# What year is my ford 4000?



## steve smith (Aug 2, 2018)

what year is my ford 4000? Here are the numbers found right behind my starter on flat spot; 6m23b7m04b 410240 C187992


----------



## sixbales (May 18, 2011)

Howdy Steve, welcome to the tractor forum.

That's unusual, your tractor has two manufacturing codes stamped into the flat spot (6M23B and 7M04B). I don't know why. Maybe a delay due to a problem noted with the tractor? Strange that it would take a year? Just so you know, the 6M23B translates to December 23, 1966, day shift.
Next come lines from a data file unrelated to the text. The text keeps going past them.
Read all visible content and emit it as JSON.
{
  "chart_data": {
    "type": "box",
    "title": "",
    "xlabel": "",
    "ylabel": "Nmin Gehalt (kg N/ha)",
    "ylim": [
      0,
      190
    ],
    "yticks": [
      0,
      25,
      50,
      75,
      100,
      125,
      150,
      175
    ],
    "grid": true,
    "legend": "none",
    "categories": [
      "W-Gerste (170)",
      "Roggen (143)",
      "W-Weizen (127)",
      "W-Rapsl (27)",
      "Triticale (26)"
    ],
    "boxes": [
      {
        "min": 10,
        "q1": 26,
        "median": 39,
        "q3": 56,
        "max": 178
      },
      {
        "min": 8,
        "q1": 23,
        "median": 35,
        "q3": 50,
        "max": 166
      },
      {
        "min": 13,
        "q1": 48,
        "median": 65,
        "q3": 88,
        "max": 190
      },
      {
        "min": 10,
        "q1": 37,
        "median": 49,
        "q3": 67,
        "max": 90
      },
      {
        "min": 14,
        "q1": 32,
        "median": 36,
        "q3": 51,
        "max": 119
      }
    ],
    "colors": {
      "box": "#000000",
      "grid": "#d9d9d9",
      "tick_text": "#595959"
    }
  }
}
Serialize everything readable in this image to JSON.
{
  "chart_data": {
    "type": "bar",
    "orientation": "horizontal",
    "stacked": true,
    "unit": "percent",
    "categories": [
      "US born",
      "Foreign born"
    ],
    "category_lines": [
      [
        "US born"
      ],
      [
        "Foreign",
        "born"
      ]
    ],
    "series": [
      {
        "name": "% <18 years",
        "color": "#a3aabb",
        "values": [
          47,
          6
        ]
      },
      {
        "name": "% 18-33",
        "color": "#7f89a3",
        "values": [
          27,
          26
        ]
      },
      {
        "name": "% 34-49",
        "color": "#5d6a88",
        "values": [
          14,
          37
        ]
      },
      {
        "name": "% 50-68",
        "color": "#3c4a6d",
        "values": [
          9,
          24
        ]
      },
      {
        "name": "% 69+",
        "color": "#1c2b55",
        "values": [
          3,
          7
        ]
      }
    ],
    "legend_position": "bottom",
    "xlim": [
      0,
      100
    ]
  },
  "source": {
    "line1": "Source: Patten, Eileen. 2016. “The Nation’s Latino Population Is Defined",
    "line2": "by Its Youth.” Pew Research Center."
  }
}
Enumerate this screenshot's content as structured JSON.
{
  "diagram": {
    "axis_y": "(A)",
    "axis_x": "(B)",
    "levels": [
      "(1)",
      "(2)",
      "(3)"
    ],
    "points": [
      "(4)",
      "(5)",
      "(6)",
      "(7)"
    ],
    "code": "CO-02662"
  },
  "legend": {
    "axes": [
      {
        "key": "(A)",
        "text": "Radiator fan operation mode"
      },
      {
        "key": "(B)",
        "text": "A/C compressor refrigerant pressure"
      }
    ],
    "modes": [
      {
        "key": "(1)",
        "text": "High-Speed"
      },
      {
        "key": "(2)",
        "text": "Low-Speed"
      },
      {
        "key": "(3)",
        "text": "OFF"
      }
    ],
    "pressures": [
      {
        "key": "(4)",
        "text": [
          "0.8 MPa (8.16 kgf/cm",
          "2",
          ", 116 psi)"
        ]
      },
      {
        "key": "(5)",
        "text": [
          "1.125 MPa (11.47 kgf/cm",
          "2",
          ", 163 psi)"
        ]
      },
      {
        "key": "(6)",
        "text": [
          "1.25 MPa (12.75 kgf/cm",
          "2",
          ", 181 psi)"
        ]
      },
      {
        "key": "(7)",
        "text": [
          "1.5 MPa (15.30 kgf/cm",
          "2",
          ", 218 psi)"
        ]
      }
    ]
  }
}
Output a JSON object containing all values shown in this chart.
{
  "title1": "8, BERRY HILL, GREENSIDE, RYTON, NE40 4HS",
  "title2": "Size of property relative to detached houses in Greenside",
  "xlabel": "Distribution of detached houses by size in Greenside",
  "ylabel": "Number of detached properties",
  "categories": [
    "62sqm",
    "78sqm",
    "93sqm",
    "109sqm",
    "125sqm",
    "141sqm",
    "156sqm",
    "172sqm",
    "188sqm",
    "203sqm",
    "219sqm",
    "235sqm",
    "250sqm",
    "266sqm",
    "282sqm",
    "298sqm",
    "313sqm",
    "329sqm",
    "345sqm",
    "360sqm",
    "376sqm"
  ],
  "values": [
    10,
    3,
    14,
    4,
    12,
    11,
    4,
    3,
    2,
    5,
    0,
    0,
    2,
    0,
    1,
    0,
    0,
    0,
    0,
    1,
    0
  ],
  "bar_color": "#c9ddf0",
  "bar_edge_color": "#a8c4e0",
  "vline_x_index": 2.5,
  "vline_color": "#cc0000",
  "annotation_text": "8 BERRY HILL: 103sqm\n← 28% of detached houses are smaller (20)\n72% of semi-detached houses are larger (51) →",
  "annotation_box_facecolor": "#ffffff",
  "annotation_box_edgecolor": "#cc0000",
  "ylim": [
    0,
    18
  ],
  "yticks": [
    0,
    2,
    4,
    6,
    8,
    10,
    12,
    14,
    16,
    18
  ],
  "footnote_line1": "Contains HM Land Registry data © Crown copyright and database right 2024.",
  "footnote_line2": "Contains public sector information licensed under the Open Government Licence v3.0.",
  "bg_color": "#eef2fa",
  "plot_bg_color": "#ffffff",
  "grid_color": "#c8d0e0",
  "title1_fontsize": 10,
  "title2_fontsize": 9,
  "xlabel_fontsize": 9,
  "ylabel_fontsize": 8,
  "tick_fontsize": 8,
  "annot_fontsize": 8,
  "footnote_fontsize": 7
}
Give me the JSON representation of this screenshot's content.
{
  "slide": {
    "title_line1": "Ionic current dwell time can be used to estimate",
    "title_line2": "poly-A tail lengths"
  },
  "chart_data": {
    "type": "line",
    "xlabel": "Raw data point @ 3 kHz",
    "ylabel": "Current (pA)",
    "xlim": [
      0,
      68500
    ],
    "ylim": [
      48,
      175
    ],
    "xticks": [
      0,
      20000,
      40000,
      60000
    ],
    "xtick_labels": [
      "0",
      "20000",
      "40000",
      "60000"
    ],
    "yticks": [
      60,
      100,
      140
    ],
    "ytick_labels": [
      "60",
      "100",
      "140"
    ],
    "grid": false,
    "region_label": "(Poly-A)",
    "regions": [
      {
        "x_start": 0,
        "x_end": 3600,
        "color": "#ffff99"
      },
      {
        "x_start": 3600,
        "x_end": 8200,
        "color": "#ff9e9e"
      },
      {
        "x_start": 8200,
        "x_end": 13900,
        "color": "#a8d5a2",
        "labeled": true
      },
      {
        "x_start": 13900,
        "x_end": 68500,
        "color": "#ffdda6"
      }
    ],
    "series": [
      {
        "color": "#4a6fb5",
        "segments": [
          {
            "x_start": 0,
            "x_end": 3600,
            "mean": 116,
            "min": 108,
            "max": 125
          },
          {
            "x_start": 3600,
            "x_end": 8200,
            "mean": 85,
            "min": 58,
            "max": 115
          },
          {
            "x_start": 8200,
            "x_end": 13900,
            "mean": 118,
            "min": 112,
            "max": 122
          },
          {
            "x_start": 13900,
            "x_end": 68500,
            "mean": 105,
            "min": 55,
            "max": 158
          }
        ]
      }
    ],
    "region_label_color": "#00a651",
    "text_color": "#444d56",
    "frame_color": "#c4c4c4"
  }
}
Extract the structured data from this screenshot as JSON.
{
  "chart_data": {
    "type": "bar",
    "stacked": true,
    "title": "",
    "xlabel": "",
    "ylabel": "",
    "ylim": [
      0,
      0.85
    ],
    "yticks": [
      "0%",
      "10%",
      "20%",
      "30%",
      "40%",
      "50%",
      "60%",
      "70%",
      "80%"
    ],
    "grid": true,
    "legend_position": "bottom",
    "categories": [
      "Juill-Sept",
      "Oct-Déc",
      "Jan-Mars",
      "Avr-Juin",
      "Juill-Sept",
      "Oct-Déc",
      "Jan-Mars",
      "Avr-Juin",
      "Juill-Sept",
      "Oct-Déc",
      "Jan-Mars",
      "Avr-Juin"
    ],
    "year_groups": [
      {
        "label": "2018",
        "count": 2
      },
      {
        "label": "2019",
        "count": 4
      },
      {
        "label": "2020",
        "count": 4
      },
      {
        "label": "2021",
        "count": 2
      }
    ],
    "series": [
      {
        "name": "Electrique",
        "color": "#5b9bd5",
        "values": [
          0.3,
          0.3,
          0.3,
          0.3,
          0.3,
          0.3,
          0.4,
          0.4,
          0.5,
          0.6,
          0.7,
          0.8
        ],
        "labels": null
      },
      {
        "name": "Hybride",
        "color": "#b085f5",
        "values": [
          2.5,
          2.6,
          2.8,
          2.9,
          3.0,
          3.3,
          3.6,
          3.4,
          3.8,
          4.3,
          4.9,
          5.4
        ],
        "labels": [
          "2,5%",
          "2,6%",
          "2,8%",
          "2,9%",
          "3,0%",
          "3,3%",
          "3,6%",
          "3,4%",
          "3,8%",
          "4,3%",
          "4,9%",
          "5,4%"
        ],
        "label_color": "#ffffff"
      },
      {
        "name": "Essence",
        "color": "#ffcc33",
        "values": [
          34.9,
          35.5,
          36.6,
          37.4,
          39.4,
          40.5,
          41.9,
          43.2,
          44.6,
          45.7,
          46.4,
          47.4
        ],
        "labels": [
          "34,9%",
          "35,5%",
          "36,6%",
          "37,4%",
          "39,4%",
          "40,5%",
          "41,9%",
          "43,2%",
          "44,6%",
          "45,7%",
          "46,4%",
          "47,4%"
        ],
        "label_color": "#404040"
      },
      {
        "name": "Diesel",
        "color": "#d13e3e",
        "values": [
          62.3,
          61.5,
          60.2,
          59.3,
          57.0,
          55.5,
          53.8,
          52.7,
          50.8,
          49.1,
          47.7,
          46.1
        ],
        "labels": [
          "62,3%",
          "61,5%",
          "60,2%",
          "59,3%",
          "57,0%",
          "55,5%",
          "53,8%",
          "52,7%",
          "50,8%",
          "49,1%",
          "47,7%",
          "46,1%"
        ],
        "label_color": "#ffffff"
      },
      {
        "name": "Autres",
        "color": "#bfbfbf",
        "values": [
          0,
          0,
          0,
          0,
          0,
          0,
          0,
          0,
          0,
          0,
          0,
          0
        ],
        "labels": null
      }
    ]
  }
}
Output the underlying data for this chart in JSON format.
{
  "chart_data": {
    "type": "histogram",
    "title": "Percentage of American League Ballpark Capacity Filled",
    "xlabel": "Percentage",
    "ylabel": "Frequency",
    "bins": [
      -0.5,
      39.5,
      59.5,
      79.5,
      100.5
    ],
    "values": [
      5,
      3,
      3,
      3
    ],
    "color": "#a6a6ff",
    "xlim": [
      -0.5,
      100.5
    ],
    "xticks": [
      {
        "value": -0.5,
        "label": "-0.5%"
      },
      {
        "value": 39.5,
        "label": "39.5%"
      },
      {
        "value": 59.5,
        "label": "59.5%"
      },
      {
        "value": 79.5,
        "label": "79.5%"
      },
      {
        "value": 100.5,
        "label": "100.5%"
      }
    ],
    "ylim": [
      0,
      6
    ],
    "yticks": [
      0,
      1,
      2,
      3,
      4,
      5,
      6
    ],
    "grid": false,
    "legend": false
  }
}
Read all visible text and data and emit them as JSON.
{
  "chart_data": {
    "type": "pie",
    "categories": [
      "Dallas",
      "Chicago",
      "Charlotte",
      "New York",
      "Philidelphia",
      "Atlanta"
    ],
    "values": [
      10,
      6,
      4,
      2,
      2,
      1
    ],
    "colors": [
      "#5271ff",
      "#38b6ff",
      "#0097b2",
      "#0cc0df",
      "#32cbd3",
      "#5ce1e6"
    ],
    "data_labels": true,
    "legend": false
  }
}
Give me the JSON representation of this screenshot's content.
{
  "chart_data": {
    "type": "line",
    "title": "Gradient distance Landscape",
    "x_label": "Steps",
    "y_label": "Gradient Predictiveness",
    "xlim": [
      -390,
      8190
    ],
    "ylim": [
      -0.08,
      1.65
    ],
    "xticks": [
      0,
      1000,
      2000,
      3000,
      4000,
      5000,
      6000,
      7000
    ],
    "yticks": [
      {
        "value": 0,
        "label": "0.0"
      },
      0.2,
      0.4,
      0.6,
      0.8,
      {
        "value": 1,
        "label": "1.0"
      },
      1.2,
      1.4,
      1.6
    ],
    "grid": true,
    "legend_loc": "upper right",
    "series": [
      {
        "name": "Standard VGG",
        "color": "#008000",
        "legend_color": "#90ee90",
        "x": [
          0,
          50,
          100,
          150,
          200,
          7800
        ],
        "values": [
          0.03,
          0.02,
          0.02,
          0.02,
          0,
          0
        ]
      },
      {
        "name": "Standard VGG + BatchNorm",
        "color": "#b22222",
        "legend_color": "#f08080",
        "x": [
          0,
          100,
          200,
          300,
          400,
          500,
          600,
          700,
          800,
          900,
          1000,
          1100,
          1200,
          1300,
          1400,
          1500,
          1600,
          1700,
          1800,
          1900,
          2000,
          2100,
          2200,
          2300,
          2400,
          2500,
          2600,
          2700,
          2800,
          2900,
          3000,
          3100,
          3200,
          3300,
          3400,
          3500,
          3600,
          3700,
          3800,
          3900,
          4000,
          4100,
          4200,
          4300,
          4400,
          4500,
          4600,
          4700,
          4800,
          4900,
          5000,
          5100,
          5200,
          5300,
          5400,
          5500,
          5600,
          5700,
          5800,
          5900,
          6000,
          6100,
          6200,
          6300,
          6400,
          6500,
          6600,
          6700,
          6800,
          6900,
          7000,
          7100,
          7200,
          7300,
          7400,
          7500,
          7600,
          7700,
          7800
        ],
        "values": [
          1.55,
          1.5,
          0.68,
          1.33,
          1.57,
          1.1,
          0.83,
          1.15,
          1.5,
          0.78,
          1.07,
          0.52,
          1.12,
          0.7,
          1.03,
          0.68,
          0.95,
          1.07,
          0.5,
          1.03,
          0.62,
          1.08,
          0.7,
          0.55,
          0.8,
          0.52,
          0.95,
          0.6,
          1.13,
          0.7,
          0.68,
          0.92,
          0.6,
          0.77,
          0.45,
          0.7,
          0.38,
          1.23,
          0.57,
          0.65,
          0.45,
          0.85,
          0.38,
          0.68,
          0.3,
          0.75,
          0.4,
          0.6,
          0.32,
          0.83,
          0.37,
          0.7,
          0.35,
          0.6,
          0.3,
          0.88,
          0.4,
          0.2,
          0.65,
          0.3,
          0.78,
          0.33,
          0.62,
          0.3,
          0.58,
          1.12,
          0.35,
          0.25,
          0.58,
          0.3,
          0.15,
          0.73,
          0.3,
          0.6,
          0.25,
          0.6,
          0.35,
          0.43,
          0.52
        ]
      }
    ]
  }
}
The 7M04B translates to December 4, 1967, day shift. The serial number indicates to a late 1967 manufacture, so I am going the latter manufacturing code. Translation as follows:

*Model 41024C *- check the last digit in your model number - has to be an alphabetic letter, like a 'C' instead of a zero. Translates to a Ford 4000 all purpose tractor, Gas engine, Independent PTO 540 rpm, 8x2 speed manual transmission (4X1 + hi/lo).

*Mfg Code 7M04B* - December 4th, 1967, day shift.

*Serial Number C187992* - The 'C' indicates made in USA. S/N 187992 is a late year 1967 serial number.


----------



## Guest (Aug 2, 2018)

That's wild! Steve Smith had approached me in private conversation before posting here. This is the first I've ever heard of with 2 production codes, and more than a year apart! Nice job Sixbales. Steve Smith Just gotta figure out the last digit of his middle line.


----------



## steve smith (Aug 2, 2018)

sixbales said:


> Howdy Steve, welcome to the tractor forum.
> 
> That's unusual, your tractor has two manufacturing codes stamped into the flat spot (6M23B and 7M04B). I don't know why. Maybe a delay due to a problem noted with the tractor? Strange that it would take a year? Just so you know, the 6M23B translates to December 23, 1966, day shift. The 7M04B translates to December 4, 1967, day shift. The serial number indicates to a late 1967 manufacture, so I am going the latter manufacturing code. Translation as follows:
> 
> ...


holy cow...I will look for last digit when I get home from work. Thank you for all the info fellas


----------



## Ed Williams (Jun 13, 2019)

Go to www.tractordata.com. they list the seri a l number range per year at the bottom of the general data page. See what numbers they show, may be of some help.


----------



## Ultradog (Feb 27, 2005)

I have one that is double date stamped.
6G19B and 6J15
Like Sixbales I assumed it had a problem that needed to be straightened out.
This is the transmission/rear end I'm using to replace the SOS in my 4200.


----------